LA IGLESIA DE LOS CLÉRIGOS

Con rotundidad constitucional, establecida, regulada y preceptuada por el Dios de Israel, en la “Torá”, libro sagrado de los judíos, se dogmatiza y profesa que “la mujer es inferior al hombre en todo”. Consecuentemente, intérpretes fieles autorizados y reconocidos como el Rabí Yehudá, urgen recitar diariamente la siguiente oración:”Bendito seas, Señor, porque no me has creado pagano, porque no me hiciste ignorante y ni permitiste que naciera mujer”.

Para los /as devotos/as de esta oración y de cuanto ella significa y entraña política, social y religiosamente, la dedicación misericordiosa y prudente de estas sugerencias, con la insistente advertencia de que sus destinatarios no solamente son judíos y musulmanes, sino que también pueden ser fervorosamente católicos.
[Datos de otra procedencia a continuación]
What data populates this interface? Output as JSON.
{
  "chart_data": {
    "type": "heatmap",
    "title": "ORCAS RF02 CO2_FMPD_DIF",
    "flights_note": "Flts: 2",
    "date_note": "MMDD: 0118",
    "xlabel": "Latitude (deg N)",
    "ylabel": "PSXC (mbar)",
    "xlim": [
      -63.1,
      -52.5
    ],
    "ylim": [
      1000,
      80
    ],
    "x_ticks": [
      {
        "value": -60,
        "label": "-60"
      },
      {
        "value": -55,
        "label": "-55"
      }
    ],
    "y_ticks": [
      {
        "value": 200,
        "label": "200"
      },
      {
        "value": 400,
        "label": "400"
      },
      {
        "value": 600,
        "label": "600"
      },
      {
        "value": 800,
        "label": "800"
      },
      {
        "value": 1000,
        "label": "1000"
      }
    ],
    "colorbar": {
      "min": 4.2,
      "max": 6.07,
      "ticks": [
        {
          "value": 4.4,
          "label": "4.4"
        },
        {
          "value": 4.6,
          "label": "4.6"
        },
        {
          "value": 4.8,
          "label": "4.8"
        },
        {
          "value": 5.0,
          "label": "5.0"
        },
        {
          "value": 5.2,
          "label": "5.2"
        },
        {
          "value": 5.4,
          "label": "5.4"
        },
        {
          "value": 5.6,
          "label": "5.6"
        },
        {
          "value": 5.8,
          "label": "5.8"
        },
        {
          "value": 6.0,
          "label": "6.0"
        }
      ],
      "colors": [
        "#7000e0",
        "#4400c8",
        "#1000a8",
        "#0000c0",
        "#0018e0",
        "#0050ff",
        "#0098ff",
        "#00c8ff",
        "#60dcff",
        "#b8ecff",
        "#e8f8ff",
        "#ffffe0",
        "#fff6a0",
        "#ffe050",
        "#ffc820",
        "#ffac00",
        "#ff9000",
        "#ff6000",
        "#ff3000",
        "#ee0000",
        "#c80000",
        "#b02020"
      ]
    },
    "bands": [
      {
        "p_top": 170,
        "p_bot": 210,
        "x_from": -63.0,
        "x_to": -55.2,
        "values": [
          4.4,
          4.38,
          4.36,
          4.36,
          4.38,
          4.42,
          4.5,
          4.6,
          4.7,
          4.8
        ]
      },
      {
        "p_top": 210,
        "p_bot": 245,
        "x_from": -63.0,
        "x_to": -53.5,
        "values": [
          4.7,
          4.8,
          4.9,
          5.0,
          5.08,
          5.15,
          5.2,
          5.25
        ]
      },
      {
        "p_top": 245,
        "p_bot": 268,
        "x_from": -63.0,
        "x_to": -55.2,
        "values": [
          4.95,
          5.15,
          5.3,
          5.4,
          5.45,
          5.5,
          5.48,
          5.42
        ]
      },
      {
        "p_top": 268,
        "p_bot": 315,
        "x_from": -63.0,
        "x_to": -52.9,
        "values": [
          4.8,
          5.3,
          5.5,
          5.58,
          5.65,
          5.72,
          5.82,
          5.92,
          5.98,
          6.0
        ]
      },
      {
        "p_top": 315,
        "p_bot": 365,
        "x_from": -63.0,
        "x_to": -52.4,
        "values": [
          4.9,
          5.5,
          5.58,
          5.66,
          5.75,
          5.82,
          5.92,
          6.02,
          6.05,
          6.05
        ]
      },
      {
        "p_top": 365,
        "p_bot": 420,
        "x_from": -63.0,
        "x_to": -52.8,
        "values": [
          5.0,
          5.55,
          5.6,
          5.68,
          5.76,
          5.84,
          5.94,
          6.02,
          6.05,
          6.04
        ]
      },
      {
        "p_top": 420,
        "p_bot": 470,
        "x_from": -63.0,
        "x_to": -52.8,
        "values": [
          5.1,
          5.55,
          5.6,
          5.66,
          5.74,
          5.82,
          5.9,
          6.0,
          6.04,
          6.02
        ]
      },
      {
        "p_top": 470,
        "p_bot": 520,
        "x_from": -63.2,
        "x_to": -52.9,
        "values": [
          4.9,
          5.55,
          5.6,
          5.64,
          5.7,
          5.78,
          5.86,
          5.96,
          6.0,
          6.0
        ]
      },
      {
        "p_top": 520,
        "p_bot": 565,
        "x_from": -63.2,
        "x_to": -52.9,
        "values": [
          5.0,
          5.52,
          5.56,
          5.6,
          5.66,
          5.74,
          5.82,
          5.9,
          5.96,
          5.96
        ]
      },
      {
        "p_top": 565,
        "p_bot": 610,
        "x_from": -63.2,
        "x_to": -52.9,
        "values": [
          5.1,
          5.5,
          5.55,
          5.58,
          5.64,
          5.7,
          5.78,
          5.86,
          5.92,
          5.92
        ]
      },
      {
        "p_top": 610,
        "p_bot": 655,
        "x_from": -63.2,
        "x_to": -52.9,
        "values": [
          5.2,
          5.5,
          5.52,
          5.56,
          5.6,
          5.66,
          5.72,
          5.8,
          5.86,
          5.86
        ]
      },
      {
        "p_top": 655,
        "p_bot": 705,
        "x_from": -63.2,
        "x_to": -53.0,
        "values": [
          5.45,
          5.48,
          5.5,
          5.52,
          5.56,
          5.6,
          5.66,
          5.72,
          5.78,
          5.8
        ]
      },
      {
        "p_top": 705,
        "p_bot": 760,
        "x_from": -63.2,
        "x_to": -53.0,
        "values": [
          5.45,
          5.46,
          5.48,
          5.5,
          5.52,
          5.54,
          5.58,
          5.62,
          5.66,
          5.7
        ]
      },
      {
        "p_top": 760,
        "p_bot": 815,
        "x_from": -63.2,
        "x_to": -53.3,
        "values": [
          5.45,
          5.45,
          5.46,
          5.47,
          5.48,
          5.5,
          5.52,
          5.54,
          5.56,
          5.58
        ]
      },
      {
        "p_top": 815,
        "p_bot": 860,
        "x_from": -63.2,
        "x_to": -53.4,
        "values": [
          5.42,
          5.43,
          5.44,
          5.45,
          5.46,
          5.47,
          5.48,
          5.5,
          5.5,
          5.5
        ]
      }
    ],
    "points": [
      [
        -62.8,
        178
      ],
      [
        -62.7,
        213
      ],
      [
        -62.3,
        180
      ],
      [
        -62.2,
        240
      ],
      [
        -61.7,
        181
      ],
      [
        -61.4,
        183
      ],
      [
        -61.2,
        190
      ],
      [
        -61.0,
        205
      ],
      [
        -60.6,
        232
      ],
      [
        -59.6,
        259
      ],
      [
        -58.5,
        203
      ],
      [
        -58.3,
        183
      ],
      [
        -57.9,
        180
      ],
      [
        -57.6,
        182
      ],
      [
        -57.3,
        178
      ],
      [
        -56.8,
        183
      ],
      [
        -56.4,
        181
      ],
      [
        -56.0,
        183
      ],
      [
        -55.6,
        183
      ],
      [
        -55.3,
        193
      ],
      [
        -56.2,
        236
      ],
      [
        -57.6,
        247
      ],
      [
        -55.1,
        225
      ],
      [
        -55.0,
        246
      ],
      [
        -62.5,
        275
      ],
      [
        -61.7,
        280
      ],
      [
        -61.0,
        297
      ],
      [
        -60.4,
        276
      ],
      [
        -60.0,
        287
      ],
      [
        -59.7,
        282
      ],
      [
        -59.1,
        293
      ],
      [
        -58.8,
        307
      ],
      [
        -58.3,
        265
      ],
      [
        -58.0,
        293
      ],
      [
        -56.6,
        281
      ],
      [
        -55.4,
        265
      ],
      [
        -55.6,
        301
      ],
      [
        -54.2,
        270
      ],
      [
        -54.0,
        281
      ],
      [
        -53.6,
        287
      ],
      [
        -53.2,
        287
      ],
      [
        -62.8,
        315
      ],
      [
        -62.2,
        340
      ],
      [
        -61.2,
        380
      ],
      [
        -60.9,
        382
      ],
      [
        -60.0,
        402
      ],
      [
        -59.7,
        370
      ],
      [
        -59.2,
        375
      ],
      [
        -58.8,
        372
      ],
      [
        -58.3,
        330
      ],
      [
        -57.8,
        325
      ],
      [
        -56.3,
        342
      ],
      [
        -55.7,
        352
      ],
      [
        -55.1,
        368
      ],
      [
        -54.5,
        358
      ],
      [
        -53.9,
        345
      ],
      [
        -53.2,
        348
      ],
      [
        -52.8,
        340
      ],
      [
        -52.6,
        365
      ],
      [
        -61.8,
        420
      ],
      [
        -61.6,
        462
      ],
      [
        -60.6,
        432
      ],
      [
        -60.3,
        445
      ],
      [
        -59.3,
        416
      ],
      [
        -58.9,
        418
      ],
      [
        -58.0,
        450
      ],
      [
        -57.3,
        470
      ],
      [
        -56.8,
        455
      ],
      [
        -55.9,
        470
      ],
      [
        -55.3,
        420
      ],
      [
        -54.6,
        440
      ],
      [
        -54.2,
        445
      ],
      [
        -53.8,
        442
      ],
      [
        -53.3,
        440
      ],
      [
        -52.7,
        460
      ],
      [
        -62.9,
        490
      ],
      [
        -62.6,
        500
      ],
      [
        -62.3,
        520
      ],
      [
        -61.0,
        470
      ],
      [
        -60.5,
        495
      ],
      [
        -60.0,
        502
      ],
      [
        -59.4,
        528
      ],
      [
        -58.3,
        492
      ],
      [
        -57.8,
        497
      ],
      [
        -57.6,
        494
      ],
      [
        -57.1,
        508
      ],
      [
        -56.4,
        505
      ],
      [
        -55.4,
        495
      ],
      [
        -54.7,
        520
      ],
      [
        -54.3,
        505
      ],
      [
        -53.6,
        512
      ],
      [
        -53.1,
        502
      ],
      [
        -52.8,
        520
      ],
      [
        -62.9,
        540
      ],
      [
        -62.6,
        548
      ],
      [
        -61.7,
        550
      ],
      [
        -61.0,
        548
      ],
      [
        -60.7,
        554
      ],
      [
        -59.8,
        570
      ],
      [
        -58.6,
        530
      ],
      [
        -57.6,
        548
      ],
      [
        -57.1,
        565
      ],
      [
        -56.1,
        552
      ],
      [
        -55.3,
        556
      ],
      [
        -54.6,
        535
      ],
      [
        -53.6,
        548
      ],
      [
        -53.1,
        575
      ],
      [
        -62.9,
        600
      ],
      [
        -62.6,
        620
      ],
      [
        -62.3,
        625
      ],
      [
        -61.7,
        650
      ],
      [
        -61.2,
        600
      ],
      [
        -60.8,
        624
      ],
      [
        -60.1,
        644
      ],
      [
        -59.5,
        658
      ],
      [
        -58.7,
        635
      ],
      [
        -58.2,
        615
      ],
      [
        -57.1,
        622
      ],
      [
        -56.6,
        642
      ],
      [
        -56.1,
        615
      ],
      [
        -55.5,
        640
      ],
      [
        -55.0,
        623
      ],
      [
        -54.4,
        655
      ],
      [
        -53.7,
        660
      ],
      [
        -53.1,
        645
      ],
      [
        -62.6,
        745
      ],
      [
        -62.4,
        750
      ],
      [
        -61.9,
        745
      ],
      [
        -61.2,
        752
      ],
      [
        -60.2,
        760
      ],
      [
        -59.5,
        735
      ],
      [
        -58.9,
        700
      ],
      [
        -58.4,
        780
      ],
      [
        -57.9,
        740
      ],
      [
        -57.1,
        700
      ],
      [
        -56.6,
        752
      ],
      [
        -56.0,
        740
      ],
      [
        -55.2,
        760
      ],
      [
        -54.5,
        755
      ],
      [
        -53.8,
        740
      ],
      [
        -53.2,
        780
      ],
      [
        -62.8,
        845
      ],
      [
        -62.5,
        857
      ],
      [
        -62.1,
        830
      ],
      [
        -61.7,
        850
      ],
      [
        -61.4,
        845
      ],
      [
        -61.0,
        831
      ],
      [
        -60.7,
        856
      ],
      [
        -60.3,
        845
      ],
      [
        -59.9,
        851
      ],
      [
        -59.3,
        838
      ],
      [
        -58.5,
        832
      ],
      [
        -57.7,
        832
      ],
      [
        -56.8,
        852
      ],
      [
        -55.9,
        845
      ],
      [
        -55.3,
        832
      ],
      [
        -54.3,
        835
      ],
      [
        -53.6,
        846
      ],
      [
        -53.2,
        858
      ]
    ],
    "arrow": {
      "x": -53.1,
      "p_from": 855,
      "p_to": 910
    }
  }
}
. A estas alturas de la vida y de las vivencias cristianas, por la gracia de Dios y de las vivencias cristianas, sería inverosímil y extraña la duda acerca de la virginidad de María, y más aún hacerla pública en comentarios como este. La Virgen fue concebida sin la más leve mancha de pecado original, y tal aseveración se profesa en cristiano como dogma de fe y soberano misterio. Ni los tiempos, ni las convicciones religiosas, por elementales que sean, están hoy para sembrar conjeturas e inseguridades en esta y en otras cuestiones, de reconocido carácter dogmático a lo largo y ancho de la historia teológica de la Iglesia y de la devoción popular. Esto no obstante, es explicable que hasta muy celosos y creyentes devotos aleccionen con ponderación a muchos acerca del peligro existente en la proclamación y exposición de este dogma. Su excelsa y fastuosa magnificación, con las mejores intenciones, puede dar ocasión a la difusión de descréditos o deméritos de la sacrosanta misión de las madres, que tuvieron, tienen y tendrán que seguir siéndolo, precisamente gracias a no haber conservado su virginidad. La inmoderada identificación de la idea virginal con la biología – la naturaleza-, y no con la totalidad del ser personal, pudiera aprestarse a desvariadas interpretaciones que suscitaran en mujeres y en hombres desafectos disparatados hacia la improfanable función y actividad maternales. Toda maternidad, con generalizada extensión a la que de por sí no será virginal, alcanza en la teología y en la catequesis cristianas, posiciones excelsas y bienaventuradas.

. La mujer, por mujer, no es inferior al hombre, y mucho menos en los planteamientos religiosos, con específica mención para el ámbito católico. Hábitos y costumbres rutinarios, sin fundamentos teológicos, enraizados algunos en esperpénticas posiciones de solapados egoísmos machistas, siguen manteniendo discriminada a la mujer dentro de la Iglesia, con vigencia de frases -paganas o cristianas- tales como “el éxito de un hombre depende de su capacidad para eliminar a las mujeres de su existencia”(Beriaj), o “en cuestiones matrimoniales y otros casos, la Iglesia lleva a la mujer a situaciones v verdaderamente inhumanas” (Rahner). Por otros capítulos, pero también por el referido a la mujer, a nadie puede sorprenderle que desgraciadamente la Iglesia no haya reconocido los derechos humanos, siendo el Vaticano uno de los pocos países que, así las cosas, no pueda aspirar a igualarse con las aspiraciones y propósitos de la mayoría del mundo. El desejemplo es ciertamente vergonzoso para propios y extraños.

. Y es que, sintiéndolo mucho, la “Iglesia de los clérigos”, así llamada a la Iglesia oficial, no acaba de entrar todavía en plenitud de derechos y deberes en la sociedad moderna. Está a las afueras. Hasta tiempos recientes, condenándola. En los actuales, y a la vista de la inoperancia de sus censuras, prosiguiendo en su descalificación con imprecaciones y apercibimientos que van más allá de las fronteras terrenales. Infantilismos y monolitismos crecen por doquier en sus cuadros, sin descartar los jerárquicos. Su diálogo con la mujer es escaso. Escasísimo. No es lo que se dice diálogo, al sentirse una de las partes dogmáticamente inhabilitada para, en su caso, aceptar y asumir sus conclusiones. Así enfeudada la Iglesia, sus atributos de “nuestra”, de “santa”, y de “madre” apenas si sirven para coronar un rosario de buenos, pero imposibles, propósitos que rememoran tan solo aspiraciones de su Fundador. Estas perduran, y perdurarán, hasta el fin de los tiempos en la ejemplaridad de su testimonio de vida y en la constancia y claridad de su doctrina, con rechazo para ser interpretada en conformidad con intereses distintos a los no coincidentes con los de la libertad que es lo que de verdad, y con todas sus consecuencias, identifica a los hijos de Dios.